Foto von der Begegnung mit Papst Franziskus v.r.n.l.: Lohmann, Dr. Kaminski, Carbanje, Trauernicht © Osservatore Romano, Servizio Fotografico

Foto von der Begegnung mit Papst Franziskus
v.r.n.l.: Lohmann, Dr. Kaminski, Carbanje, Trauernicht
© Osservatore Romano, Servizio Fotografico

Nach der Generalaudienz am Mittwoch, den 26. August 2015 sprach der Papst mit den Veranstaltern des Marsches, die vom BVL-Vorsitzenden Martin Lohmann angeführt wurden. An der Begegnung nahmen auch die Vorstandsmitglieder Odila Carbanje, stv. Vorsitzende der Christdemokraten für das Leben (CDL), Dr. Claudia Kaminski, Vorsitzende der Aktion Lebensrecht für Alle (ALfA) sowie Rolf Trauernicht, Vorsitzender des Weißen Kreuzes, teil.
Lohmann überreichte Papst Franziskus das diesjährige Plakat, mit dem zum Zeugnis für das Leben am 19. September nach Berlin eingeladen wird. Der Papst würdigte das Engagement für das Leben und zeigte sich interessiert an der Arbeit des BVL. Im Blick auf den Marsch für das Leben sagte der Papst zweimal und mit starker Betonung: „Es ist sehr, sehr wichtig, was Ihr da macht!“ Die Bitte Lohmanns, das Engagement und den Marsch zu segnen sowie für die friedlichen Lebensschützer zu beten, erwiderte der Papst mit einem freundlichen „Ja, und beten Sie auch für mich“.

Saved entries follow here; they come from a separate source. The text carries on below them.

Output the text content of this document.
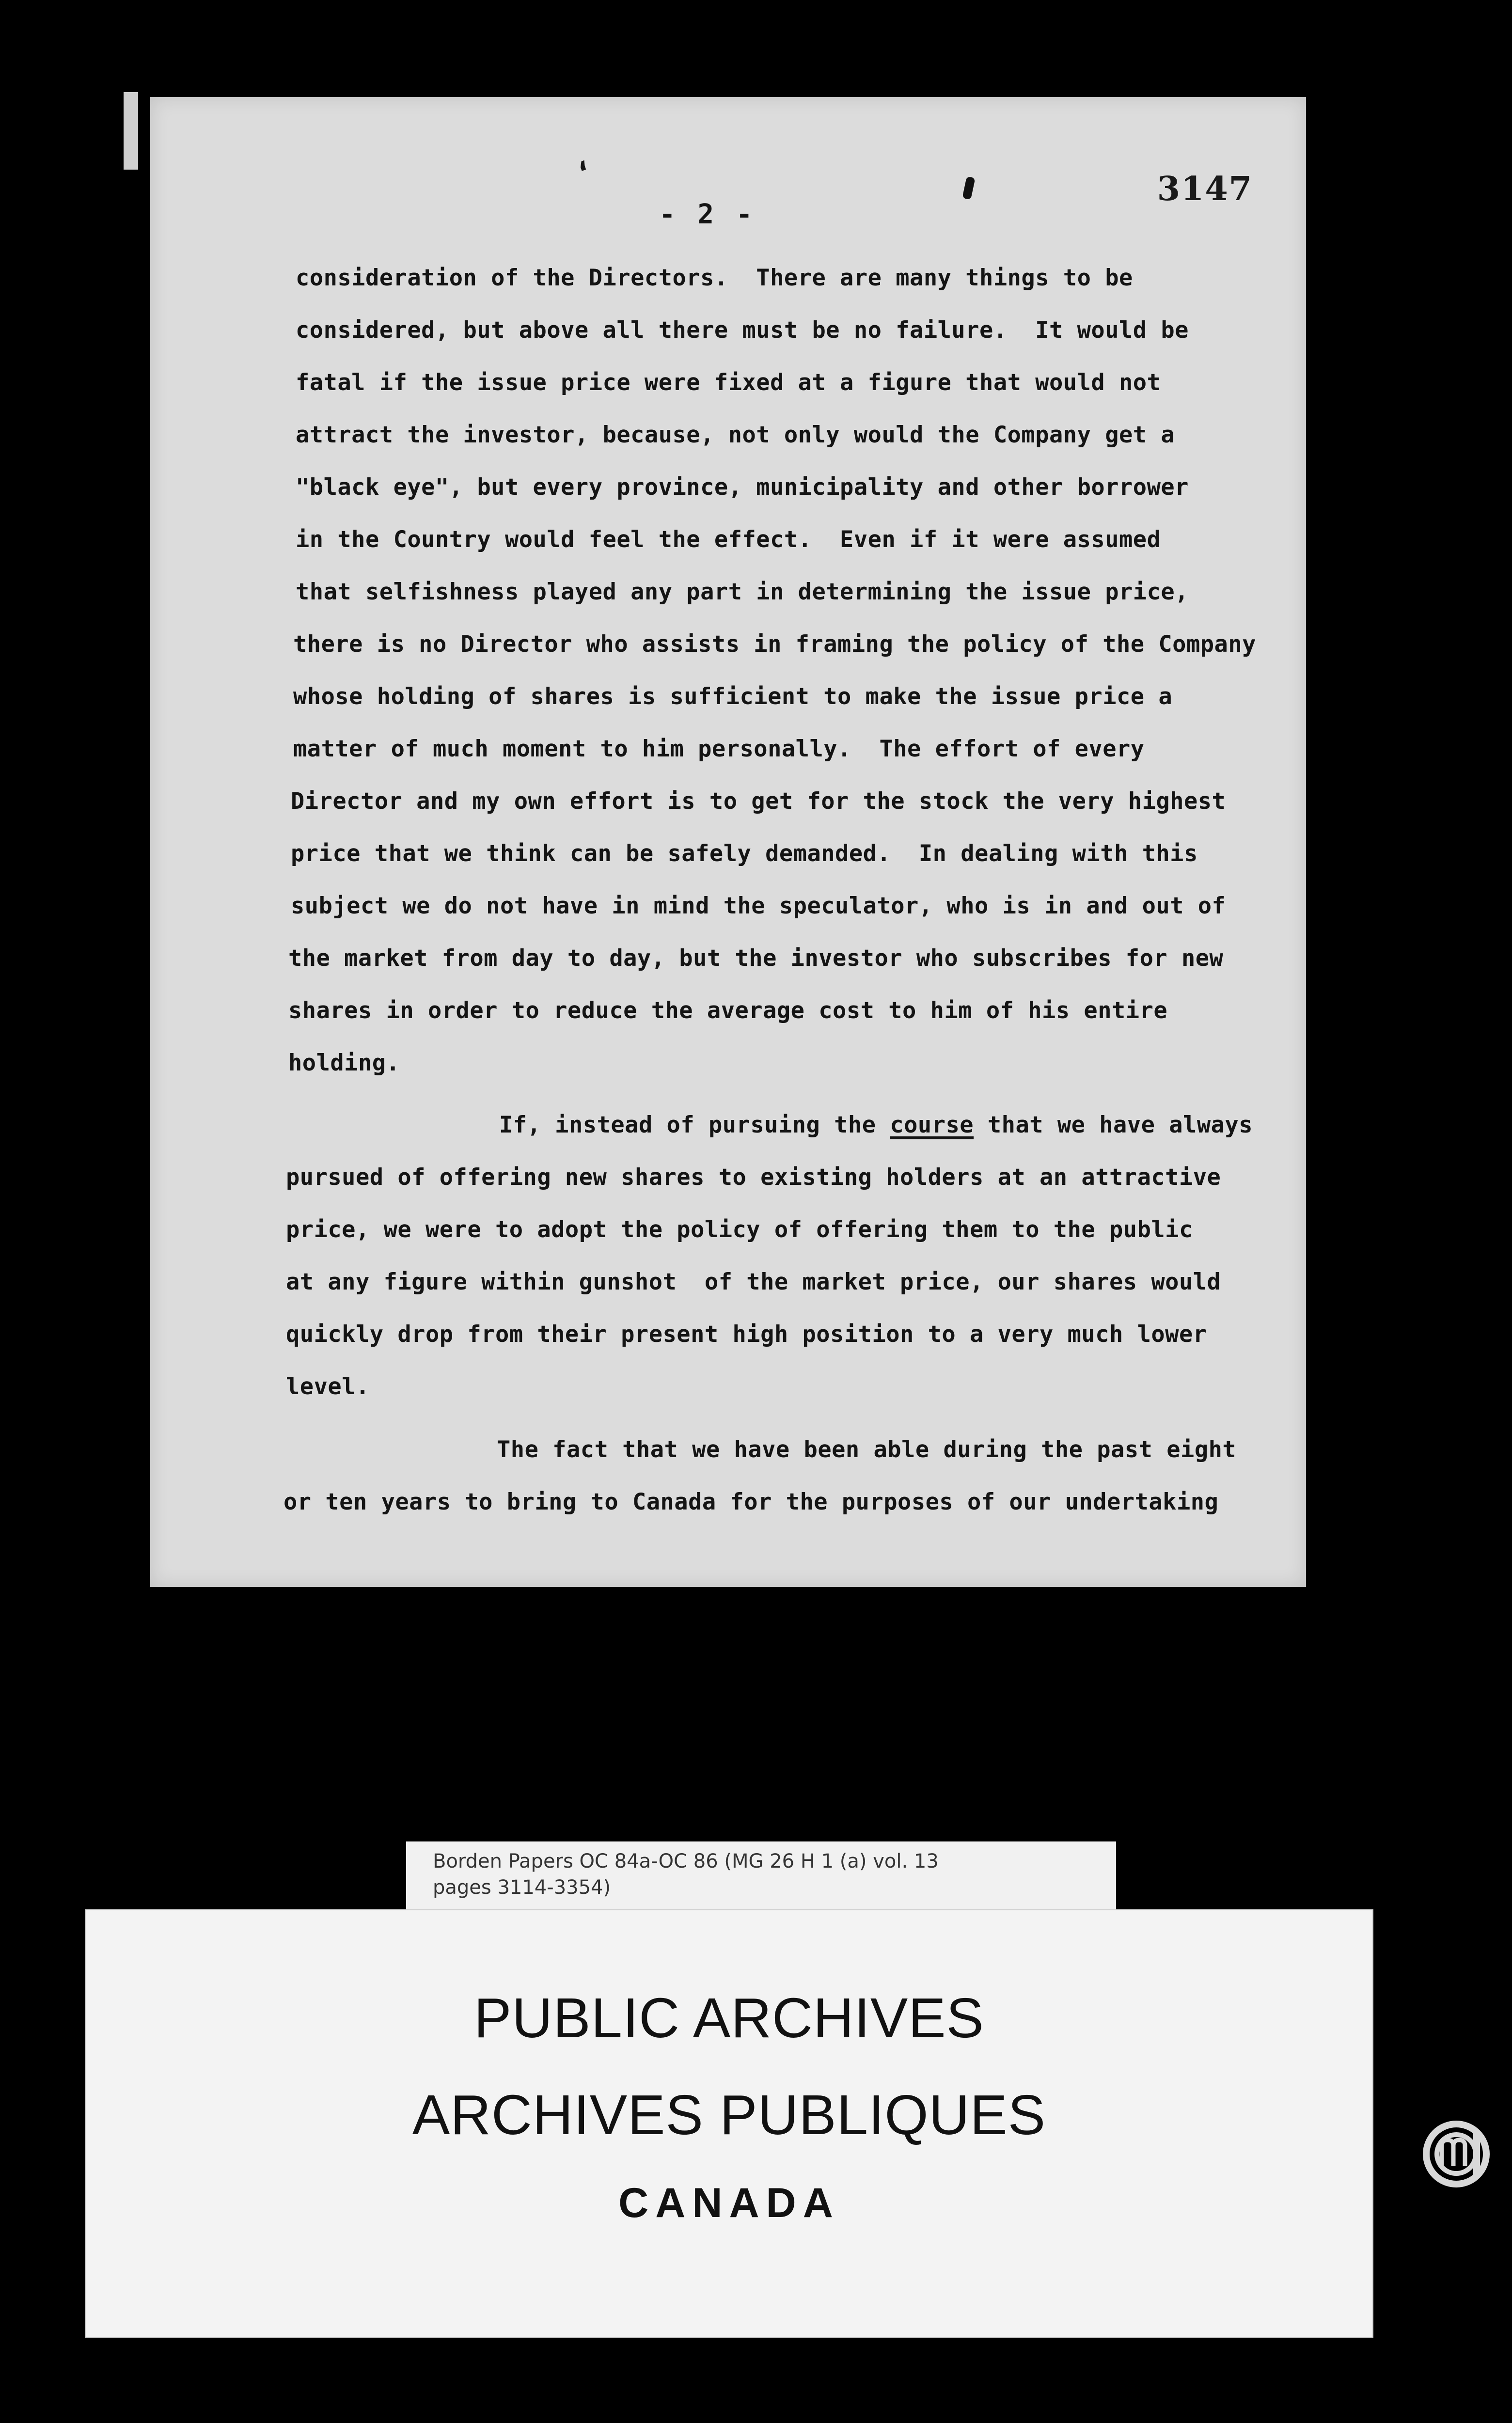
‘
- 2 -
3147
consideration of the Directors.  There are many things to be
considered, but above all there must be no failure.  It would be
fatal if the issue price were fixed at a figure that would not
attract the investor, because, not only would the Company get a
"black eye", but every province, municipality and other borrower
in the Country would feel the effect.  Even if it were assumed
that selfishness played any part in determining the issue price,
there is no Director who assists in framing the policy of the Company
whose holding of shares is sufficient to make the issue price a
matter of much moment to him personally.  The effort of every
Director and my own effort is to get for the stock the very highest
price that we think can be safely demanded.  In dealing with this
subject we do not have in mind the speculator, who is in and out of
the market from day to day, but the investor who subscribes for new
shares in order to reduce the average cost to him of his entire
holding.
If, instead of pursuing the course that we have always
pursued of offering new shares to existing holders at an attractive
price, we were to adopt the policy of offering them to the public
at any figure within gunshot  of the market price, our shares would
quickly drop from their present high position to a very much lower
level.
The fact that we have been able during the past eight
or ten years to bring to Canada for the purposes of our undertaking
Borden Papers OC 84a-OC 86 (MG 26 H 1 (a) vol. 13
pages 3114-3354)
PUBLIC ARCHIVES
ARCHIVES PUBLIQUES
CANADA
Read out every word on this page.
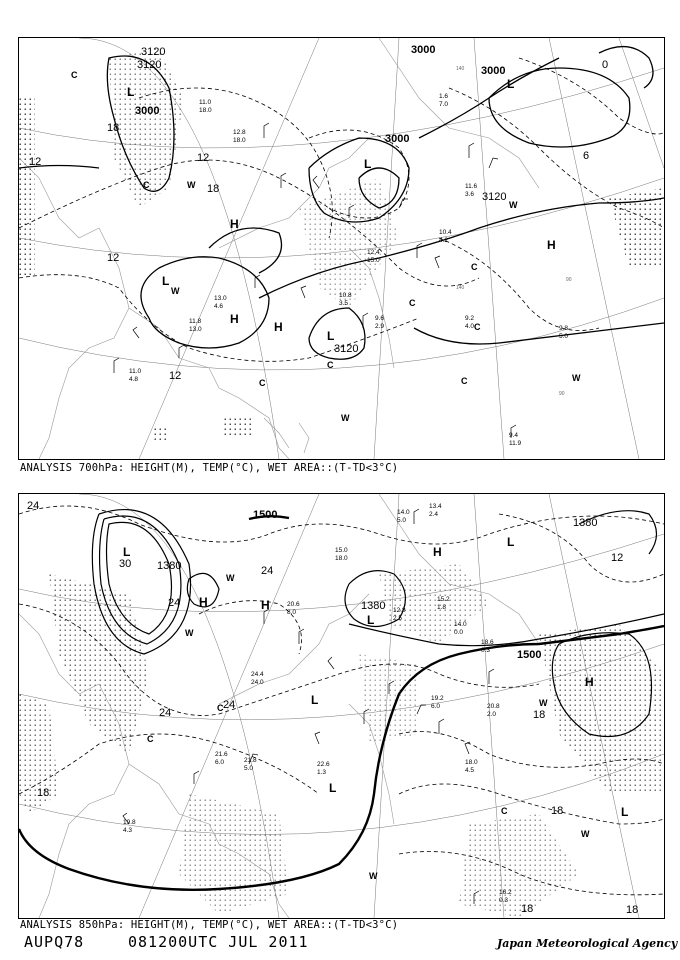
140
140
90
90
L
L
L
L
L
H
H
H
H
W
W
W
W
W
C
C
C
C
C
C
C	C
3120
3120
3000
3000
3000
3000
3120
3120
12	12
12
18
12
18
6
0
11.0
18.0
12.8
18.0
9.4
11.9
11.6
3.6
10.4
4.2
9.2
4.0	9.8
5.0
13.0
4.6
11.8
13.0
1.6
7.0
10.8
3.5
9.6
2.9
12.4
15.0
11.0
4.8
ANALYSIS 700hPa: HEIGHT(M), TEMP(°C), WET AREA::(T-TD<3°C)
L
L
L
L
L
L
H	H
H
H
W
W
W
W
W
C
C
C
1500
1500
1380
1380
1380
24
30
24
24
24
24
18
12
18
18
18	18
14.0
5.0
13.4
2.4
15.0
18.0
12.8
2.5
15.2
1.8
14.0
0.0
18.6
0.3
20.8
2.0
18.0
4.5
19.2
6.0
21.8
5.0
21.6
6.0	22.6
1.3
19.8
4.3
16.2
0.3
24.4
24.0
20.6
8.0
ANALYSIS 850hPa: HEIGHT(M), TEMP(°C), WET AREA::(T-TD<3°C)
AUPQ78	081200UTC JUL 2011	Japan Meteorological Agency
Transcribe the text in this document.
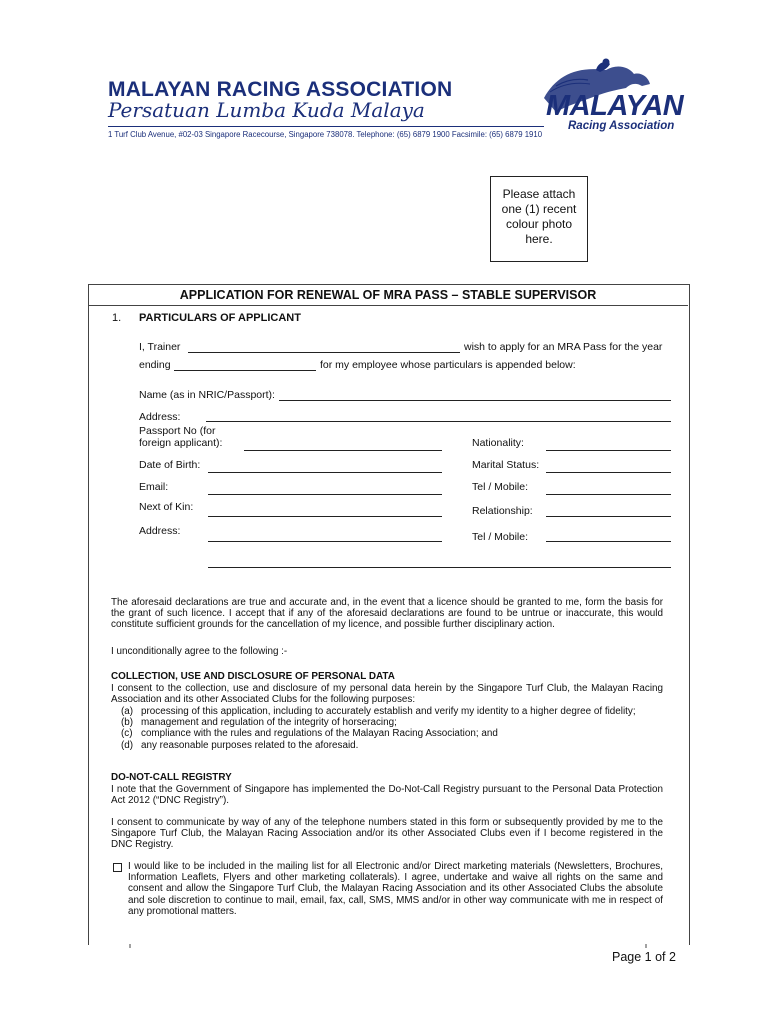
MALAYAN RACING ASSOCIATION
Persatuan Lumba Kuda Malaya
1 Turf Club Avenue, #02-03 Singapore Racecourse, Singapore 738078. Telephone: (65) 6879 1900 Facsimile: (65) 6879 1910
MALAYAN
Racing Association
Please attach
one (1) recent
colour photo
here.
APPLICATION FOR RENEWAL OF MRA PASS – STABLE SUPERVISOR
1. PARTICULARS OF APPLICANT
I, Trainer	wish to apply for an MRA Pass for the year
ending	for my employee whose particulars is appended below:
Name (as in NRIC/Passport):
Address:
Passport No (for
foreign applicant):	Nationality:
Date of Birth:	Marital Status:
Email:	Tel / Mobile:
Next of Kin:	Relationship:
Address:	Tel / Mobile:
The aforesaid declarations are true and accurate and, in the event that a licence should be granted to me, form the basis for the grant of such licence. I accept that if any of the aforesaid declarations are found to be untrue or inaccurate, this would constitute sufficient grounds for the cancellation of my licence, and possible further disciplinary action.
I unconditionally agree to the following :-
COLLECTION, USE AND DISCLOSURE OF PERSONAL DATA
I consent to the collection, use and disclosure of my personal data herein by the Singapore Turf Club, the Malayan Racing Association and its other Associated Clubs for the following purposes:
(a) processing of this application, including to accurately establish and verify my identity to a higher degree of fidelity;
(b) management and regulation of the integrity of horseracing;
(c) compliance with the rules and regulations of the Malayan Racing Association; and
(d) any reasonable purposes related to the aforesaid.
DO-NOT-CALL REGISTRY
I note that the Government of Singapore has implemented the Do-Not-Call Registry pursuant to the Personal Data Protection Act 2012 (“DNC Registry”).
I consent to communicate by way of any of the telephone numbers stated in this form or subsequently provided by me to the Singapore Turf Club, the Malayan Racing Association and/or its other Associated Clubs even if I become registered in the DNC Registry.
I would like to be included in the mailing list for all Electronic and/or Direct marketing materials (Newsletters, Brochures, Information Leaflets, Flyers and other marketing collaterals). I agree, undertake and waive all rights on the same and consent and allow the Singapore Turf Club, the Malayan Racing Association and its other Associated Clubs the absolute and sole discretion to continue to mail, email, fax, call, SMS, MMS and/or in other way communicate with me in respect of any promotional matters.
Page 1 of 2
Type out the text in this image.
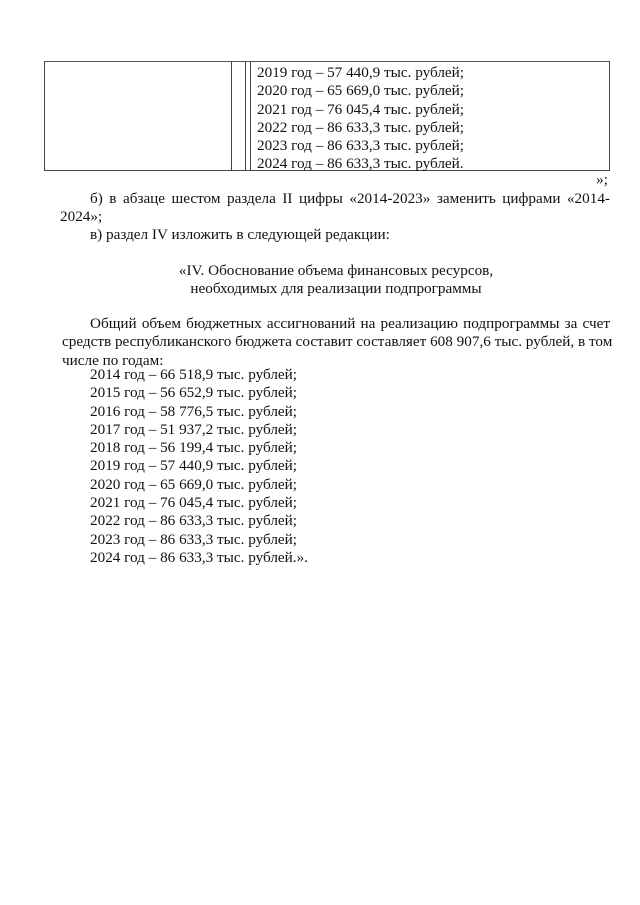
2019 год – 57 440,9 тыс. рублей;
2020 год – 65 669,0 тыс. рублей;
2021 год – 76 045,4 тыс. рублей;
2022 год – 86 633,3 тыс. рублей;
2023 год – 86 633,3 тыс. рублей;
2024 год – 86 633,3 тыс. рублей.
»;
б) в абзаце шестом раздела II цифры «2014-2023» заменить цифрами «2014-
2024»;
в) раздел IV изложить в следующей редакции:
«IV. Обоснование объема финансовых ресурсов,
необходимых для реализации подпрограммы
Общий объем бюджетных ассигнований на реализацию подпрограммы за счет
средств республиканского бюджета составит составляет 608 907,6 тыс. рублей, в том
числе по годам:
2014 год – 66 518,9 тыс. рублей;
2015 год – 56 652,9 тыс. рублей;
2016 год – 58 776,5 тыс. рублей;
2017 год – 51 937,2 тыс. рублей;
2018 год – 56 199,4 тыс. рублей;
2019 год – 57 440,9 тыс. рублей;
2020 год – 65 669,0 тыс. рублей;
2021 год – 76 045,4 тыс. рублей;
2022 год – 86 633,3 тыс. рублей;
2023 год – 86 633,3 тыс. рублей;
2024 год – 86 633,3 тыс. рублей.».
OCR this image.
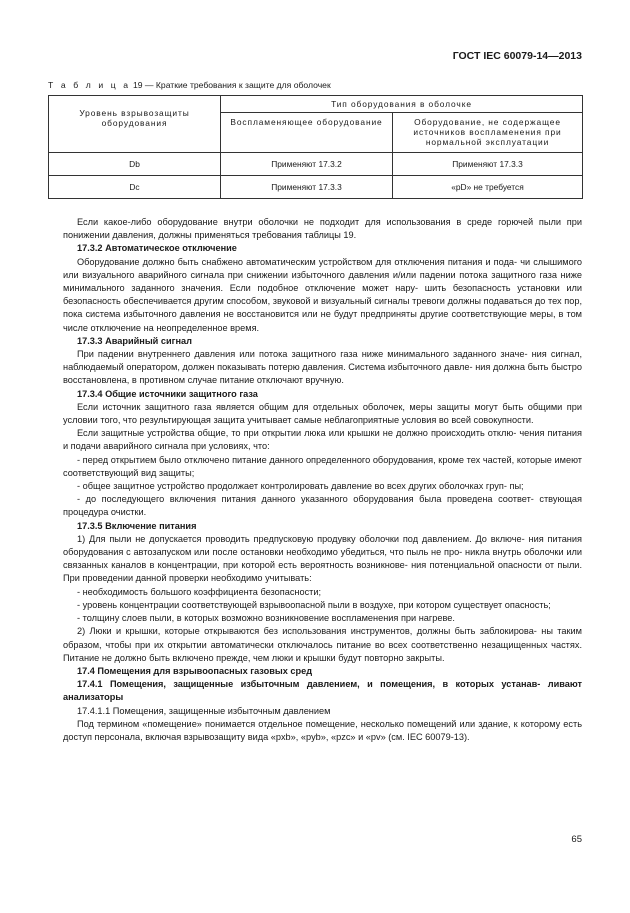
ГОСТ IEC 60079-14—2013
Т а б л и ц а 19 — Краткие требования к защите для оболочек
Уровень взрывозащиты оборудования	Тип оборудования в оболочке	
	Воспламеняющее оборудование	Оборудование, не содержащее источников воспламенения при нормальной эксплуатации
Db	Применяют 17.3.2	Применяют 17.3.3
Dc	Применяют 17.3.3	«pD» не требуется

Если какое-либо оборудование внутри оболочки не подходит для использования в среде горючей пыли при понижении давления, должны применяться требования таблицы 19.

17.3.2 Автоматическое отключение

Оборудование должно быть снабжено автоматическим устройством для отключения питания и пода- чи слышимого или визуального аварийного сигнала при снижении избыточного давления и/или падении потока защитного газа ниже минимального заданного значения. Если подобное отключение может нару- шить безопасность установки или безопасность обеспечивается другим способом, звуковой и визуальный сигналы тревоги должны подаваться до тех пор, пока система избыточного давления не восстановится или не будут предприняты другие соответствующие меры, в том числе отключение на неопределенное время.

17.3.3 Аварийный сигнал

При падении внутреннего давления или потока защитного газа ниже минимального заданного значе- ния сигнал, наблюдаемый оператором, должен показывать потерю давления. Система избыточного давле- ния должна быть быстро восстановлена, в противном случае питание отключают вручную.

17.3.4 Общие источники защитного газа

Если источник защитного газа является общим для отдельных оболочек, меры защиты могут быть общими при условии того, что результирующая защита учитывает самые неблагоприятные условия во всей совокупности.

Если защитные устройства общие, то при открытии люка или крышки не должно происходить отклю- чения питания и подачи аварийного сигнала при условиях, что:

- перед открытием было отключено питание данного определенного оборудования, кроме тех частей, которые имеют соответствующий вид защиты;

- общее защитное устройство продолжает контролировать давление во всех других оболочках груп- пы;

- до последующего включения питания данного указанного оборудования была проведена соответ- ствующая процедура очистки.

17.3.5 Включение питания

1) Для пыли не допускается проводить предпусковую продувку оболочки под давлением. До включе- ния питания оборудования с автозапуском или после остановки необходимо убедиться, что пыль не про- никла внутрь оболочки или связанных каналов в концентрации, при которой есть вероятность возникнове- ния потенциальной опасности от пыли. При проведении данной проверки необходимо учитывать:

- необходимость большого коэффициента безопасности;

- уровень концентрации соответствующей взрывоопасной пыли в воздухе, при котором существует опасность;

- толщину слоев пыли, в которых возможно возникновение воспламенения при нагреве.

2) Люки и крышки, которые открываются без использования инструментов, должны быть заблокирова- ны таким образом, чтобы при их открытии автоматически отключалось питание во всех соответственно незащищенных частях. Питание не должно быть включено прежде, чем люки и крышки будут повторно закрыты.

17.4 Помещения для взрывоопасных газовых сред

17.4.1 Помещения, защищенные избыточным давлением, и помещения, в которых устанав- ливают анализаторы

17.4.1.1 Помещения, защищенные избыточным давлением

Под термином «помещение» понимается отдельное помещение, несколько помещений или здание, к которому есть доступ персонала, включая взрывозащиту вида «pxb», «pyb», «pzc» и «pv» (см. IEC 60079-13).

65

Dem Marsch wünschte er „alles Gute und Gottes Segen“. Dann las er, indem er mit seinem Finger darauf zeigte, das diesjährige Motto des Marsches: „Gemeinsam für das Leben. Immer.“ Mit sichtbarer Zustimmung fügte er hinzu: „Ja, das müssen wir immer tun.“ Papst Franziskus, der Deutsch sprach, bat Lohmann darum, alle Teilnehmer des Marsches herzlich zu grüßen.
Dr. Claudia Kaminski überreichte dem Papst ein von ihr gemeinsam mit Mechthild Löhr und Rainer Beckmann herausgegebenes Buch zur Sterbehilfedebatte. Franziskus las den Titel „Es gibt kein gutes Töten“ und sagte: „Ja, es kann kein gutes Töten geben. Denn: Es gibt kein gutes Töten.“ Das gelte vom Anfang bis zum Ende. Das dem Papst von Lohmann überreichte Modell eines Embryos segnete der Papst, nahm es in seine Hände und dankte freudig für dieses „wichtige Geschenk“.
Es war das erste Mal, dass ein Papst mit Blick auf den Marsch für das Leben die Veranstalter in Rom begrüßte. Papst Franziskus lässt wie seine Vorgänger keinen Zweifel daran, dass es nicht nur für Christen eine selbstverständliche Pflicht zum Schutz des menschlichen Lebens vom Anfang bis zum natürlichen Ende gibt. In Rom, wo es seit etlichen Jahren einen Marsch für das Leben gibt, gehen nicht nur – wie in anderen Hauptstädten ebenfalls – Bischöfe mit. Auch Papst Franziskus hat sich zum Teil dieser Demonstration gemacht. Die Vertreter des BVL dankten dem Papst, der sich erstaunlich viel Zeit für die Begegnung nahm, für sein „starkes und klares Zeugnis“.